Pancasila, (harusnya) Tua-Tua Keladi

 

Image by <a href="https://pixabay.com/users/sasint-3639875/?utm_source=link-attribution&amp;utm_medium=referral&amp;utm_campaign=image&amp;utm_content=1807524">Sasin Tipchai</a> from <a href="https://pixabay.com/?utm_source=link-attribution&amp;utm_medium=referral&amp;utm_campaign=image&amp;utm_content=1807524">Pixabay</a>

Hari ini, sejenak kita diajak untuk mengingat, bahwa Pancasila sudah menginjak usia 76 Tahun, sejak pertama kali di cetuskan pada 1 Juni 1945. Andai Pancasila adalah manusia, maka  di suia tujuh puluh enam tahun dia bisa dikategorikan sepuh, meski berada sedikit di atas angka harapan hidup orang Indonesia yang berada di kisaran 71, 4 tahun.

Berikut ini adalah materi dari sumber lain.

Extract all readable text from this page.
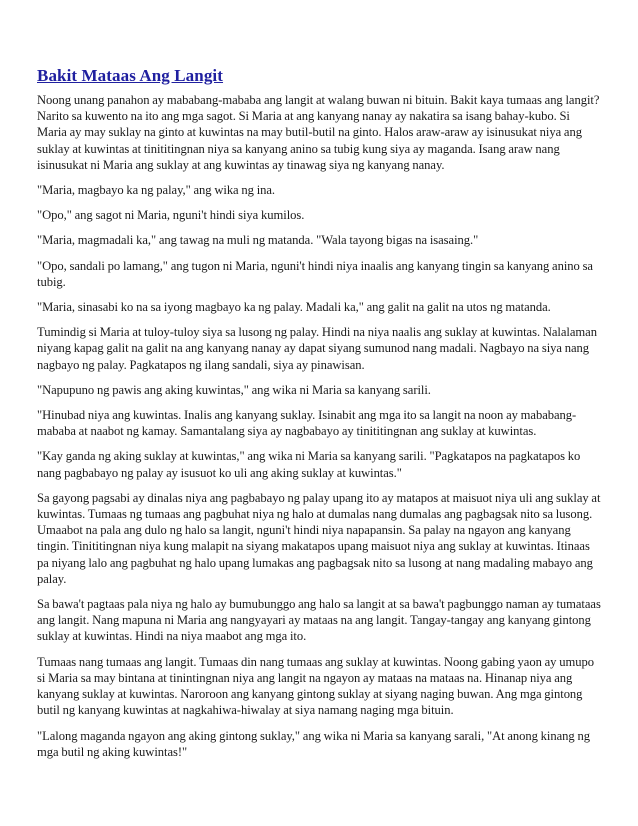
Bakit Mataas Ang Langit

Noong unang panahon ay mababang-mababa ang langit at walang buwan ni bituin. Bakit kaya tumaas ang langit? Narito sa kuwento na ito ang mga sagot. Si Maria at ang kanyang nanay ay nakatira sa isang bahay-kubo. Si Maria ay may suklay na ginto at kuwintas na may butil-butil na ginto. Halos araw-araw ay isinusukat niya ang suklay at kuwintas at tinititingnan niya sa kanyang anino sa tubig kung siya ay maganda. Isang araw nang isinusukat ni Maria ang suklay at ang kuwintas ay tinawag siya ng kanyang nanay.

"Maria, magbayo ka ng palay," ang wika ng ina.

"Opo," ang sagot ni Maria, nguni't hindi siya kumilos.

"Maria, magmadali ka," ang tawag na muli ng matanda. "Wala tayong bigas na isasaing."

"Opo, sandali po lamang," ang tugon ni Maria, nguni't hindi niya inaalis ang kanyang tingin sa kanyang anino sa tubig.

"Maria, sinasabi ko na sa iyong magbayo ka ng palay. Madali ka," ang galit na galit na utos ng matanda.

Tumindig si Maria at tuloy-tuloy siya sa lusong ng palay. Hindi na niya naalis ang suklay at kuwintas. Nalalaman niyang kapag galit na galit na ang kanyang nanay ay dapat siyang sumunod nang madali. Nagbayo na siya nang nagbayo ng palay. Pagkatapos ng ilang sandali, siya ay pinawisan.

"Napupuno ng pawis ang aking kuwintas," ang wika ni Maria sa kanyang sarili.

"Hinubad niya ang kuwintas. Inalis ang kanyang suklay. Isinabit ang mga ito sa langit na noon ay mababang-mababa at naabot ng kamay. Samantalang siya ay nagbabayo ay tinititingnan ang suklay at kuwintas.

"Kay ganda ng aking suklay at kuwintas," ang wika ni Maria sa kanyang sarili. "Pagkatapos na pagkatapos ko nang pagbabayo ng palay ay isusuot ko uli ang aking suklay at kuwintas."

Sa gayong pagsabi ay dinalas niya ang pagbabayo ng palay upang ito ay matapos at maisuot niya uli ang suklay at kuwintas. Tumaas ng tumaas ang pagbuhat niya ng halo at dumalas nang dumalas ang pagbagsak nito sa lusong. Umaabot na pala ang dulo ng halo sa langit, nguni't hindi niya napapansin. Sa palay na ngayon ang kanyang tingin. Tinititingnan niya kung malapit na siyang makatapos upang maisuot niya ang suklay at kuwintas. Itinaas pa niyang lalo ang pagbuhat ng halo upang lumakas ang pagbagsak nito sa lusong at nang madaling mabayo ang palay.

Sa bawa't pagtaas pala niya ng halo ay bumubunggo ang halo sa langit at sa bawa't pagbunggo naman ay tumataas ang langit. Nang mapuna ni Maria ang nangyayari ay mataas na ang langit. Tangay-tangay ang kanyang gintong suklay at kuwintas. Hindi na niya maabot ang mga ito.

Tumaas nang tumaas ang langit. Tumaas din nang tumaas ang suklay at kuwintas. Noong gabing yaon ay umupo si Maria sa may bintana at tinintingnan niya ang langit na ngayon ay mataas na mataas na. Hinanap niya ang kanyang suklay at kuwintas. Naroroon ang kanyang gintong suklay at siyang naging buwan. Ang mga gintong butil ng kanyang kuwintas at nagkahiwa-hiwalay at siya namang naging mga bituin.

"Lalong maganda ngayon ang aking gintong suklay," ang wika ni Maria sa kanyang sarali, "At anong kinang ng mga butil ng aking kuwintas!"
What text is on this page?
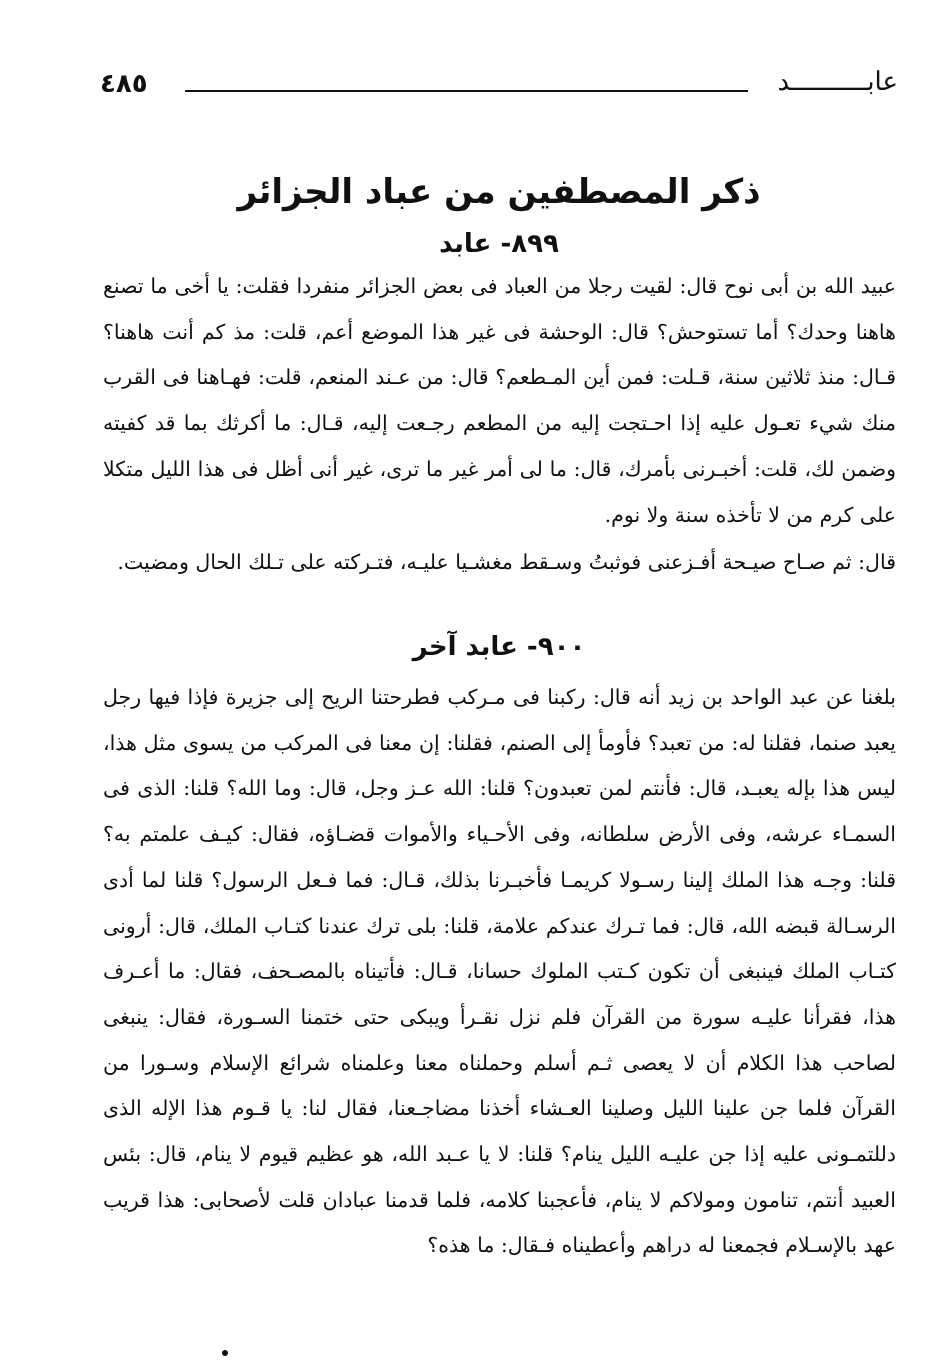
عابــــــــــد
٤٨٥
ذكر المصطفين من عباد الجزائر
٨٩٩- عابد

عبيد الله بن أبى نوح قال: لقيت رجلا من العباد فى بعض الجزائر منفردا فقلت: يا أخى ما تصنع هاهنا وحدك؟ أما تستوحش؟ قال: الوحشة فى غير هذا الموضع أعم، قلت: مذ كم أنت هاهنا؟ قـال: منذ ثلاثين سنة، قـلت: فمن أين المـطعم؟ قال: من عـند المنعم، قلت: فهـاهنا فى القرب منك شيء تعـول عليه إذا احـتجت إليه من المطعم رجـعت إليه، قـال: ما أكرثك بما قد كفيته وضمن لك، قلت: أخبـرنى بأمرك، قال: ما لى أمر غير ما ترى، غير أنى أظل فى هذا الليل متكلا على كرم من لا تأخذه سنة ولا نوم.

قال: ثم صـاح صيـحة أفـزعنى فوثبتُ وسـقط مغشـيا عليـه، فتـركته على تـلك الحال ومضيت.

٩٠٠- عابد آخر

بلغنا عن عبد الواحد بن زيد أنه قال: ركبنا فى مـركب فطرحتنا الريح إلى جزيرة فإذا فيها رجل يعبد صنما، فقلنا له: من تعبد؟ فأومأ إلى الصنم، فقلنا: إن معنا فى المركب من يسوى مثل هذا، ليس هذا بإله يعبـد، قال: فأنتم لمن تعبدون؟ قلنا: الله عـز وجل، قال: وما الله؟ قلنا: الذى فى السمـاء عرشه، وفى الأرض سلطانه، وفى الأحـياء والأموات قضـاؤه، فقال: كيـف علمتم به؟ قلنا: وجـه هذا الملك إلينا رسـولا كريمـا فأخبـرنا بذلك، قـال: فما فـعل الرسول؟ قلنا لما أدى الرسـالة قبضه الله، قال: فما تـرك عندكم علامة، قلنا: بلى ترك عندنا كتـاب الملك، قال: أرونى كتـاب الملك فينبغى أن تكون كـتب الملوك حسانا، قـال: فأتيناه بالمصـحف، فقال: ما أعـرف هذا، فقرأنا عليـه سورة من القرآن فلم نزل نقـرأ ويبكى حتى ختمنا السـورة، فقال: ينبغى لصاحب هذا الكلام أن لا يعصى ثـم أسلم وحملناه معنا وعلمناه شرائع الإسلام وسـورا من القرآن فلما جن علينا الليل وصلينا العـشاء أخذنا مضاجـعنا، فقال لنا: يا قـوم هذا الإله الذى دللتمـونى عليه إذا جن عليـه الليل ينام؟ قلنا: لا يا عـبد الله، هو عظيم قيوم لا ينام، قال: بئس العبيد أنتم، تنامون ومولاكم لا ينام، فأعجبنا كلامه، فلما قدمنا عبادان قلت لأصحابى: هذا قريب عهد بالإسـلام فجمعنا له دراهم وأعطيناه فـقال: ما هذه؟
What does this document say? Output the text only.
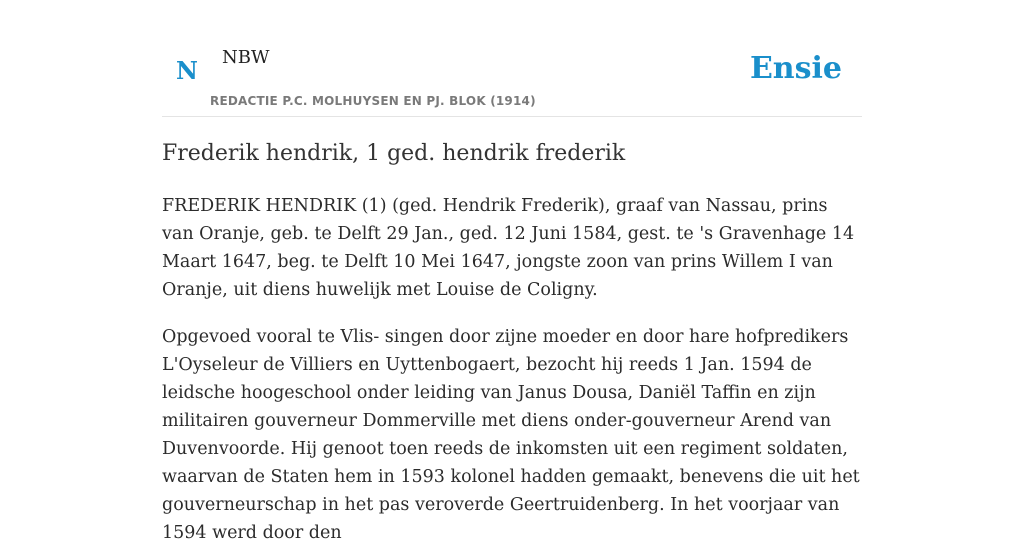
N NBW
REDACTIE P.C. MOLHUYSEN EN PJ. BLOK (1914)
Ensie
Frederik hendrik, 1 ged. hendrik frederik

FREDERIK HENDRIK (1) (ged. Hendrik Frederik), graaf van Nassau, prins van Oranje, geb. te Delft 29 Jan., ged. 12 Juni 1584, gest. te 's Gravenhage 14 Maart 1647, beg. te Delft 10 Mei 1647, jongste zoon van prins Willem I van Oranje, uit diens huwelijk met Louise de Coligny.

Opgevoed vooral te Vlis- singen door zijne moeder en door hare hofpredikers L'Oyseleur de Villiers en Uyttenbogaert, bezocht hij reeds 1 Jan. 1594 de leidsche hoogeschool onder leiding van Janus Dousa, Daniël Taffin en zijn militairen gouverneur Dommerville met diens onder-gouverneur Arend van Duvenvoorde. Hij genoot toen reeds de inkomsten uit een regiment soldaten, waarvan de Staten hem in 1593 kolonel hadden gemaakt, benevens die uit het gouverneurschap in het pas veroverde Geertruidenberg. In het voorjaar van 1594 werd door den
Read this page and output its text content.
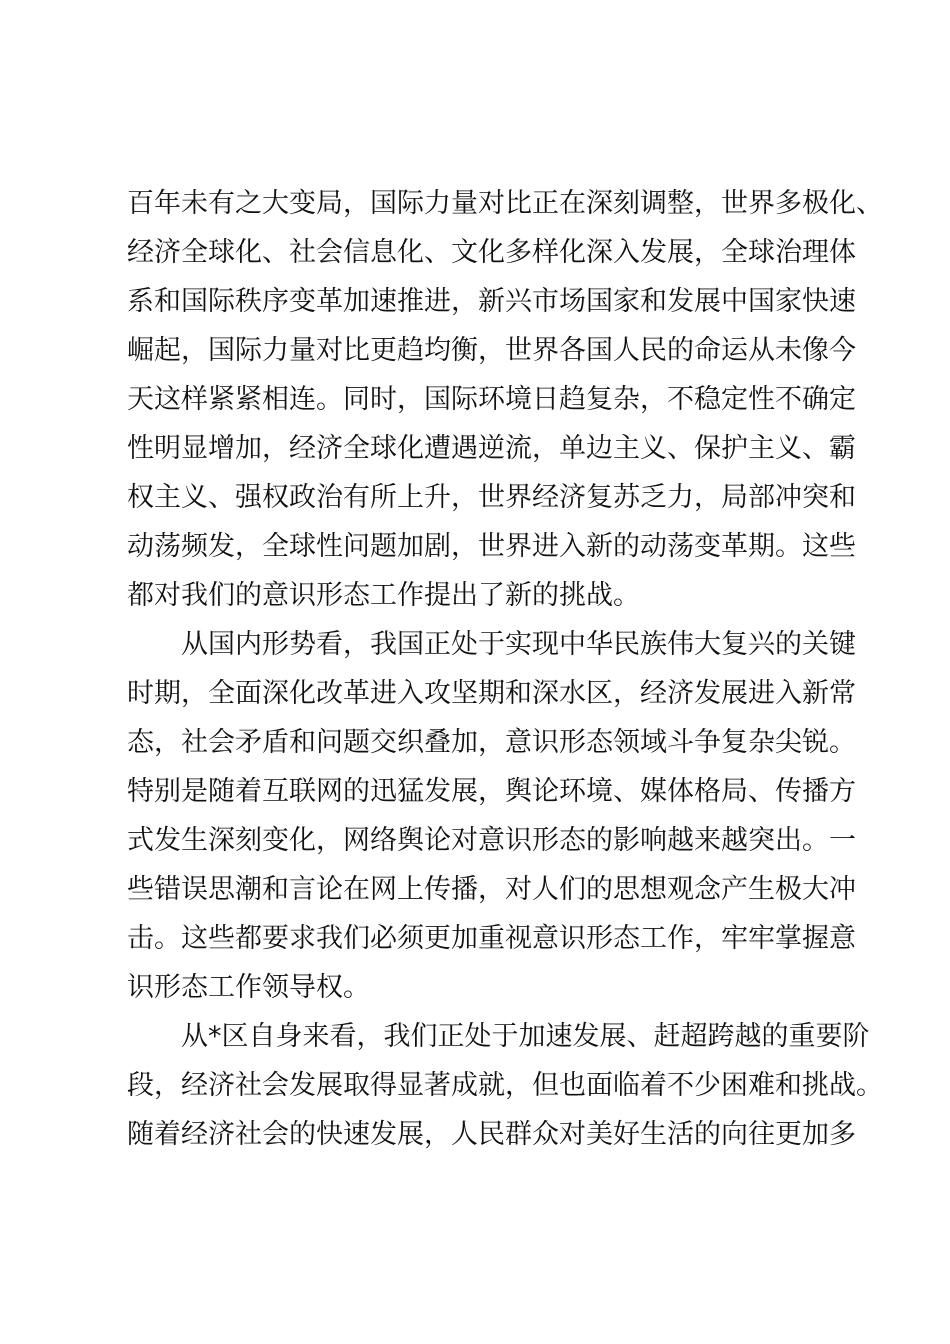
百年未有之大变局，国际力量对比正在深刻调整，世界多极化、
经济全球化、社会信息化、文化多样化深入发展，全球治理体
系和国际秩序变革加速推进，新兴市场国家和发展中国家快速
崛起，国际力量对比更趋均衡，世界各国人民的命运从未像今
天这样紧紧相连。同时，国际环境日趋复杂，不稳定性不确定
性明显增加，经济全球化遭遇逆流，单边主义、保护主义、霸
权主义、强权政治有所上升，世界经济复苏乏力，局部冲突和
动荡频发，全球性问题加剧，世界进入新的动荡变革期。这些
都对我们的意识形态工作提出了新的挑战。
从国内形势看，我国正处于实现中华民族伟大复兴的关键
时期，全面深化改革进入攻坚期和深水区，经济发展进入新常
态，社会矛盾和问题交织叠加，意识形态领域斗争复杂尖锐。
特别是随着互联网的迅猛发展，舆论环境、媒体格局、传播方
式发生深刻变化，网络舆论对意识形态的影响越来越突出。一
些错误思潮和言论在网上传播，对人们的思想观念产生极大冲
击。这些都要求我们必须更加重视意识形态工作，牢牢掌握意
识形态工作领导权。
从*区自身来看，我们正处于加速发展、赶超跨越的重要阶
段，经济社会发展取得显著成就，但也面临着不少困难和挑战。
随着经济社会的快速发展，人民群众对美好生活的向往更加多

Sebagai panduan nilai hidup berbangsa, kita berharap pada usia Pancasila menjadi sesuatu yang disebut Tua-tua Keladi, makin tua makin jadi. Semakin tua semakin berarti. Apalagi jika dibandingkan dengan The Little Soekarno dari negara jiran, Mahathir Mohammad yang pada usia 92 tahun kembali terpilih untuk berkuasa sebagai perdana Menteri. Pancasila tentu bisa mencapai lebih dari itu.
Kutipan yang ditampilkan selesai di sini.